Thursday, March 28

The Royal Law

If you really keep the royal law found in Scripture, “Love your neighbour as yourself,” you are doing right. James 2:8 NIV

The ROYAL law – to love others, whoever they might be, from whatever background, broken, whole, … this is dignity, this is carrying ourselves with honour, because we give honour.  There is no more supreme act of faith.

When we love someone as ourselves we are showing ‘royal’ behaviour. It’s supreme, it trumps all other behaviours, it is how disciples show the world that we are followers of Jesus, by our love for one another. It is how our communities discover a love that is beyond normal.

I like to put it like this, we are here to be the hope on every street.

How can I be hope to my street?  By being the pastor to my street – given the royal law, one could argue easily that this is our highest call, our most important task. So when you see your street as your church, when you see yourself as the pastor of those living on your street, you behave differently.

Of course this is not limited to our street. Jesus, of course, explains in the parable of the ‘good Samaritan’ that a ‘neighbour’ is actually anyone you see who is in need.  Why is this critical?  Because people come to Christ in a storm usually.  The ground has been broken for a seed of love and of the gospel. Love and kindness open up the way for a miracle of heaven in someone’s life.

Hence in our Church our goal is to have a Group in every neighbourhood in the cities we have a location. A small group is one of the most royal of communities we can be developing – it brings ‘hope on every street’ into an even more tangible force.  A community of hope in the community. A community of believing prayer, of active love, of biblical and audacious faith.

The presence of a community of hope meeting together is a powerful beacon of life to our friends, colleagues and neighbours.

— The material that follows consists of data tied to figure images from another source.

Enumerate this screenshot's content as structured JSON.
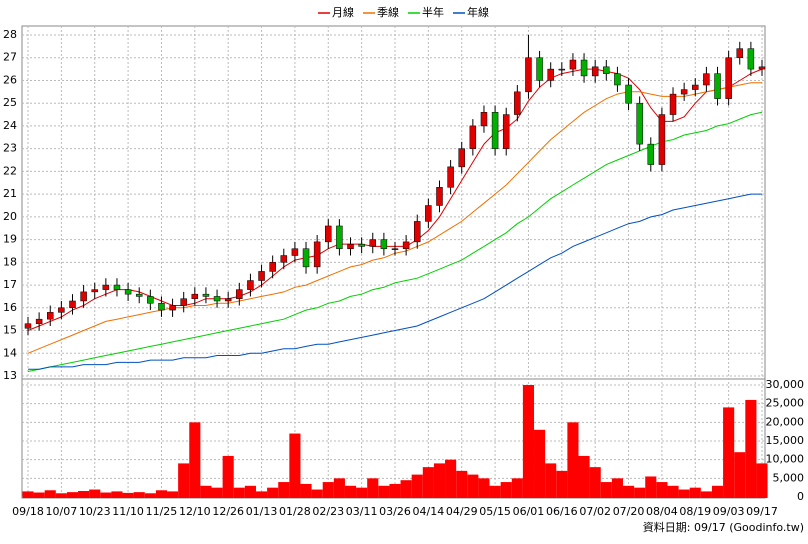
{
  "chart_data": {
    "type": "candlestick",
    "footer": "資料日期: 09/17 (Goodinfo.tw)",
    "categories": [
      "09/18",
      null,
      null,
      "10/07",
      null,
      null,
      "10/23",
      null,
      null,
      "11/10",
      null,
      null,
      "11/25",
      null,
      null,
      "12/10",
      null,
      null,
      "12/26",
      null,
      null,
      "01/13",
      null,
      null,
      "01/28",
      null,
      null,
      "02/23",
      null,
      null,
      "03/11",
      null,
      null,
      "03/26",
      null,
      null,
      "04/14",
      null,
      null,
      "04/29",
      null,
      null,
      "05/15",
      null,
      null,
      "06/01",
      null,
      null,
      "06/16",
      null,
      null,
      "07/02",
      null,
      null,
      "07/20",
      null,
      null,
      "08/04",
      null,
      null,
      "08/19",
      null,
      null,
      "09/03",
      null,
      null,
      "09/17"
    ],
    "open": [
      15.1,
      15.3,
      15.5,
      15.8,
      16.0,
      16.3,
      16.7,
      16.8,
      17.0,
      16.8,
      16.6,
      16.5,
      16.2,
      15.9,
      16.1,
      16.4,
      16.6,
      16.5,
      16.3,
      16.4,
      16.8,
      17.2,
      17.6,
      18.0,
      18.3,
      18.6,
      17.8,
      18.9,
      19.6,
      18.6,
      18.8,
      18.7,
      19.0,
      18.6,
      18.6,
      18.9,
      19.8,
      20.5,
      21.3,
      22.2,
      23.0,
      24.0,
      24.6,
      23.0,
      24.5,
      25.5,
      27.0,
      26.0,
      26.5,
      26.5,
      26.9,
      26.2,
      26.6,
      26.3,
      25.8,
      25.0,
      23.2,
      22.3,
      24.5,
      25.4,
      25.6,
      25.8,
      26.3,
      25.2,
      27.0,
      27.4,
      26.5
    ],
    "high": [
      15.6,
      15.8,
      16.1,
      16.3,
      16.6,
      17.0,
      17.1,
      17.3,
      17.3,
      17.1,
      16.9,
      16.8,
      16.5,
      16.4,
      16.7,
      16.9,
      16.9,
      16.8,
      16.7,
      17.1,
      17.5,
      17.9,
      18.3,
      18.6,
      18.9,
      18.9,
      19.2,
      19.9,
      19.9,
      19.1,
      19.1,
      19.3,
      19.3,
      18.9,
      19.2,
      20.1,
      20.8,
      21.6,
      22.5,
      23.3,
      24.3,
      24.9,
      24.9,
      24.8,
      25.8,
      28.0,
      27.3,
      26.8,
      26.8,
      27.2,
      27.2,
      26.9,
      26.9,
      26.6,
      26.1,
      25.3,
      23.5,
      24.8,
      25.7,
      25.9,
      26.1,
      26.6,
      26.6,
      27.3,
      27.7,
      27.7,
      26.9
    ],
    "low": [
      14.8,
      15.0,
      15.2,
      15.5,
      15.7,
      16.0,
      16.4,
      16.5,
      16.5,
      16.3,
      16.2,
      15.9,
      15.6,
      15.6,
      15.8,
      16.1,
      16.2,
      16.0,
      16.0,
      16.1,
      16.5,
      16.9,
      17.3,
      17.7,
      18.0,
      17.5,
      17.5,
      18.6,
      18.3,
      18.3,
      18.4,
      18.4,
      18.3,
      18.3,
      18.3,
      18.6,
      19.5,
      20.2,
      21.0,
      21.9,
      22.7,
      23.7,
      22.7,
      22.7,
      24.2,
      25.2,
      25.7,
      25.7,
      26.2,
      26.2,
      25.9,
      25.9,
      26.0,
      25.5,
      24.7,
      22.9,
      22.0,
      22.0,
      24.2,
      25.1,
      25.3,
      25.5,
      24.9,
      24.9,
      26.7,
      26.2,
      26.2
    ],
    "close": [
      15.3,
      15.5,
      15.8,
      16.0,
      16.3,
      16.7,
      16.8,
      17.0,
      16.8,
      16.6,
      16.5,
      16.2,
      15.9,
      16.1,
      16.4,
      16.6,
      16.5,
      16.3,
      16.4,
      16.8,
      17.2,
      17.6,
      18.0,
      18.3,
      18.6,
      17.8,
      18.9,
      19.6,
      18.6,
      18.8,
      18.7,
      19.0,
      18.6,
      18.6,
      18.9,
      19.8,
      20.5,
      21.3,
      22.2,
      23.0,
      24.0,
      24.6,
      23.0,
      24.5,
      25.5,
      27.0,
      26.0,
      26.5,
      26.5,
      26.9,
      26.2,
      26.6,
      26.3,
      25.8,
      25.0,
      23.2,
      22.3,
      24.5,
      25.4,
      25.6,
      25.8,
      26.3,
      25.2,
      27.0,
      27.4,
      26.5,
      26.6
    ],
    "up_color": "#e00000",
    "down_color": "#00b000",
    "series": [
      {
        "name": "月線",
        "color": "#e00000",
        "values": [
          15.0,
          15.2,
          15.4,
          15.6,
          15.9,
          16.1,
          16.4,
          16.6,
          16.8,
          16.8,
          16.7,
          16.5,
          16.3,
          16.1,
          16.1,
          16.2,
          16.4,
          16.4,
          16.4,
          16.5,
          16.7,
          17.0,
          17.4,
          17.8,
          18.1,
          18.2,
          18.3,
          18.6,
          18.8,
          18.8,
          18.8,
          18.7,
          18.7,
          18.7,
          18.7,
          19.0,
          19.4,
          20.0,
          20.8,
          21.6,
          22.4,
          23.2,
          23.7,
          23.9,
          24.3,
          25.1,
          25.7,
          26.1,
          26.3,
          26.4,
          26.5,
          26.5,
          26.4,
          26.3,
          26.1,
          25.6,
          24.8,
          24.2,
          24.2,
          24.4,
          25.0,
          25.5,
          25.6,
          25.7,
          26.0,
          26.3,
          26.5
        ]
      },
      {
        "name": "季線",
        "color": "#f07000",
        "values": [
          14.0,
          14.2,
          14.4,
          14.6,
          14.8,
          15.0,
          15.2,
          15.4,
          15.5,
          15.6,
          15.7,
          15.8,
          15.9,
          16.0,
          16.0,
          16.1,
          16.1,
          16.2,
          16.2,
          16.3,
          16.4,
          16.5,
          16.6,
          16.7,
          16.9,
          17.0,
          17.2,
          17.4,
          17.6,
          17.8,
          17.9,
          18.1,
          18.2,
          18.4,
          18.5,
          18.7,
          18.9,
          19.2,
          19.5,
          19.8,
          20.2,
          20.6,
          21.0,
          21.4,
          21.9,
          22.4,
          22.9,
          23.4,
          23.8,
          24.2,
          24.6,
          24.9,
          25.2,
          25.4,
          25.5,
          25.5,
          25.4,
          25.3,
          25.3,
          25.3,
          25.4,
          25.5,
          25.6,
          25.7,
          25.8,
          25.9,
          25.9
        ]
      },
      {
        "name": "半年",
        "color": "#00d000",
        "values": [
          13.2,
          13.3,
          13.4,
          13.5,
          13.6,
          13.7,
          13.8,
          13.9,
          14.0,
          14.1,
          14.2,
          14.3,
          14.4,
          14.5,
          14.6,
          14.7,
          14.8,
          14.9,
          15.0,
          15.1,
          15.2,
          15.3,
          15.4,
          15.5,
          15.7,
          15.9,
          16.0,
          16.2,
          16.3,
          16.5,
          16.6,
          16.8,
          16.9,
          17.1,
          17.2,
          17.3,
          17.5,
          17.7,
          17.9,
          18.1,
          18.4,
          18.7,
          19.0,
          19.3,
          19.7,
          20.0,
          20.4,
          20.8,
          21.1,
          21.4,
          21.7,
          22.0,
          22.3,
          22.5,
          22.7,
          22.9,
          23.1,
          23.3,
          23.4,
          23.6,
          23.7,
          23.8,
          24.0,
          24.1,
          24.3,
          24.5,
          24.6
        ]
      },
      {
        "name": "年線",
        "color": "#0050c0",
        "values": [
          13.3,
          13.3,
          13.4,
          13.4,
          13.4,
          13.5,
          13.5,
          13.5,
          13.6,
          13.6,
          13.6,
          13.7,
          13.7,
          13.7,
          13.8,
          13.8,
          13.8,
          13.9,
          13.9,
          13.9,
          14.0,
          14.0,
          14.1,
          14.2,
          14.2,
          14.3,
          14.4,
          14.4,
          14.5,
          14.6,
          14.7,
          14.8,
          14.9,
          15.0,
          15.1,
          15.2,
          15.4,
          15.6,
          15.8,
          16.0,
          16.2,
          16.4,
          16.7,
          17.0,
          17.3,
          17.6,
          17.9,
          18.2,
          18.4,
          18.7,
          18.9,
          19.1,
          19.3,
          19.5,
          19.7,
          19.8,
          20.0,
          20.1,
          20.3,
          20.4,
          20.5,
          20.6,
          20.7,
          20.8,
          20.9,
          21.0,
          21.0
        ]
      }
    ],
    "ylim": [
      13,
      28
    ],
    "yticks": [
      13,
      14,
      15,
      16,
      17,
      18,
      19,
      20,
      21,
      22,
      23,
      24,
      25,
      26,
      27,
      28
    ],
    "volume": {
      "color": "#ff0000",
      "values": [
        1500,
        1200,
        1800,
        1000,
        1300,
        1600,
        2000,
        1200,
        1500,
        1100,
        1300,
        1000,
        1800,
        1500,
        9000,
        20000,
        3000,
        2500,
        11000,
        2500,
        3000,
        1500,
        2500,
        4000,
        17000,
        3500,
        2000,
        4000,
        5000,
        3000,
        2500,
        5000,
        3000,
        3500,
        4500,
        6000,
        8000,
        9000,
        10000,
        7000,
        6000,
        5000,
        3000,
        4000,
        5000,
        30000,
        18000,
        9000,
        7000,
        20000,
        11000,
        8000,
        4000,
        5000,
        3000,
        2500,
        5500,
        4000,
        3000,
        2000,
        2500,
        1500,
        3000,
        24000,
        12000,
        26000,
        9000
      ],
      "ylim": [
        0,
        30000
      ],
      "yticks": [
        0,
        {
          "value": 5000,
          "label": "5,000"
        },
        {
          "value": 10000,
          "label": "10,000"
        },
        {
          "value": 15000,
          "label": "15,000"
        },
        {
          "value": 20000,
          "label": "20,000"
        },
        {
          "value": 25000,
          "label": "25,000"
        },
        {
          "value": 30000,
          "label": "30,000"
        }
      ]
    },
    "grid": true
  }
}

It also forms the basis out of which discipleship happens – so if to love is our royal call, then our royal mandate is to make disciples (Matthew 28:19).

Ultimately royalty are not there to be served but to serve, they serve the kingdom that they have the privilege of working for.  Their behaviour matters, in order to live the values important to that kingdom.  If these values live, the kingdom comes alive, and the royal call and mandate are given life.

In our Church these are our 5 core values (and what they feel like):

  • Faith

Confident, bold, secure, stretch, bright, encouraging, honouring

  • Hospitality

Generous, serving, warm, embracing, inclusive, ’it feels like home’, ‘how can I help you?’

  • Presence of God

Palpable, force of prayer, hungry, Godly, worshipful, powerful, expectant

  • Discipleship

People invested, next step, progressive, believing, risk taking, challenging, personal, releasing

  • Freedom

Not religious, fun, laughter, expressive, creative, secure

When we live a set of kingdom values, then the kingdom comes alive, a living, active, dynamic Kingdom is the context for our Royal activity, of loving and discipling.

Back to the Royal law then.

No doubt you spent 20 minutes this morning caring for yourself. You had a shower, you brushed your teeth and your hair and you dressed yourself. What if we were to give someone else 20 minutes of our devoted attention every day. I don’t mean coaching someone at work, if that’s your job, or helping out a colleague in their job. I mean, “how are you doing?”, “anything I can help you with, neighbour?”, “here is a meal I cooked”, “I have put your bins out already” … going out of our way, showing love through kindness type of royal behaviour, doing that which you would find a treat yourself.

That’s the Royal Law. Simple. Yet profound in impact.